Une ambition affirmée au plus haut niveau de l'État
C'est dans la salle du Lunch Room de l'Assemblée nationale, à Port Louis, que le ton a été donné, ce mercredi après-midi. Réunissant ministres, officiers de police, représentants des collectivités locales et de la Fédération Mauricienne de Cyclisme, la première session de préparation du Tour de Maurice 2026 a affiché d'emblée ses prétentions : celles d'un événement à vocation régionale, organisé selon les standards exigeants de l'Union Cycliste Internationale (UCI). Une centaine de cyclistes, issus de seize équipes en provenance d'Europe, d'Afrique et de la zone océan Indien, ainsi que de quatre sélections nationales, sont attendus sur les routes de l'île du 2 au 5 juin 2026.
Prenant la parole devant un parterre d'élus et de responsables institutionnels, le vice-Premier ministre Paul Raymond Bérenger n'a pas masqué l'ampleur des défis à relever. « Le Tour de Maurice pourrait servir de tremplin et d'exemple pour l'organisation d'autres activités sportives, et encourager d'autres fédérations à suivre cette voie », a-t-il déclaré, appelant à la mobilisation collective de toutes les parties prenantes. Car si l'enthousiasme est manifeste, les obstacles — notamment en matière d'infrastructures — sont loin d'être négligeables.
Un laboratoire pour le sport mauricien
Au-delà de l'événement lui-même, c'est une vision plus large que le vice-Premier ministre a esquissée : celle d'une île capable de s'imposer durablement sur la scène des grandes compétitions internationales. M. Bérenger a ainsi exprimé l'espoir que le succès du Tour ouvre la voie à d'autres rendez-vous de premier plan, y compris dans le domaine du football. Une ambition qui ne saurait se concrétiser sans une coordination rigoureuse des acteurs publics : un groupe de travail interministériel, placé sous la présidence du ministre de la Jeunesse et des Sports, Darmarajen Nagalingum, sera chargé de superviser l'ensemble des préparatifs.
Le Tour de Maurice 2026 devra également jouer un rôle de sensibilisation à la sécurité routière, a précisé M. Bérenger — dimension civique qui traduit la volonté d'ancrer cet événement sportif dans une utilité sociale plus large.
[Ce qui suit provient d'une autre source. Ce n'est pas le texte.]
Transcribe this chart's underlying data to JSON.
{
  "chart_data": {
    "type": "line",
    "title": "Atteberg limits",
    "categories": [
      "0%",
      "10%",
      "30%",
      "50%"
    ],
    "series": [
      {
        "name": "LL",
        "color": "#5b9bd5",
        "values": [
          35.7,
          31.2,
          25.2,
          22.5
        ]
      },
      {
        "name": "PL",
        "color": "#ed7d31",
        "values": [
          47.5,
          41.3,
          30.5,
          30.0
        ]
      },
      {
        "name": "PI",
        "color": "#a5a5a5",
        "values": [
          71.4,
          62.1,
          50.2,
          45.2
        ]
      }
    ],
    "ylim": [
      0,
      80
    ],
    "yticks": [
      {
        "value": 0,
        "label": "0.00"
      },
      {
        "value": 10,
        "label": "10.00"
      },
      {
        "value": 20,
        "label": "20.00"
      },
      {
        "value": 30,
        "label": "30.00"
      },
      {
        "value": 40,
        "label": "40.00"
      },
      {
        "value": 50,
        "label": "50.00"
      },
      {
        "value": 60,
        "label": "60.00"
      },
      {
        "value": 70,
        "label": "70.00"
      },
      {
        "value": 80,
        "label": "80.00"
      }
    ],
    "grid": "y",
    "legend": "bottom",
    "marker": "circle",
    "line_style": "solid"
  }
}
Tourisme et sport, un mariage de raison
Pour le ministre Nagalingum, l'enjeu est aussi économique et symbolique. « Le Tour de Maurice 2026 contribuera à positionner l'île à la fois comme une destination sportive et une destination verte », a-t-il affirmé, soulignant que les médias internationaux couvrant l'épreuve ne se limiteront pas aux performances des coureurs : ils offriront à Maurice une vitrine planétaire pour son attrait touristique. Un argument qui n'est pas anodin dans le contexte d'une industrie touristique mauricienne en quête de nouveaux leviers de visibilité.
Sur le plan logistique, plusieurs infrastructures d'envergure seront mobilisées : le stade Anjalay, le stade Germain Comarmond et le complexe sportif national de Côte d'Or accueilleront une partie des activités, en complément des routes qui serviront de théâtre aux différentes étapes de la compétition. M. Nagalingum a appelé l'ensemble des partenaires institutionnels et locaux à unir leurs efforts pour garantir la fluidité et le prestige de l'organisation.
À quatre mois du départ, le compte à rebours est lancé. Maurice ne court pas seulement après la ligne d'arrivée d'une course cycliste — elle court après une image, une légitimité et, peut-être, une nouvelle vocation sportive internationale.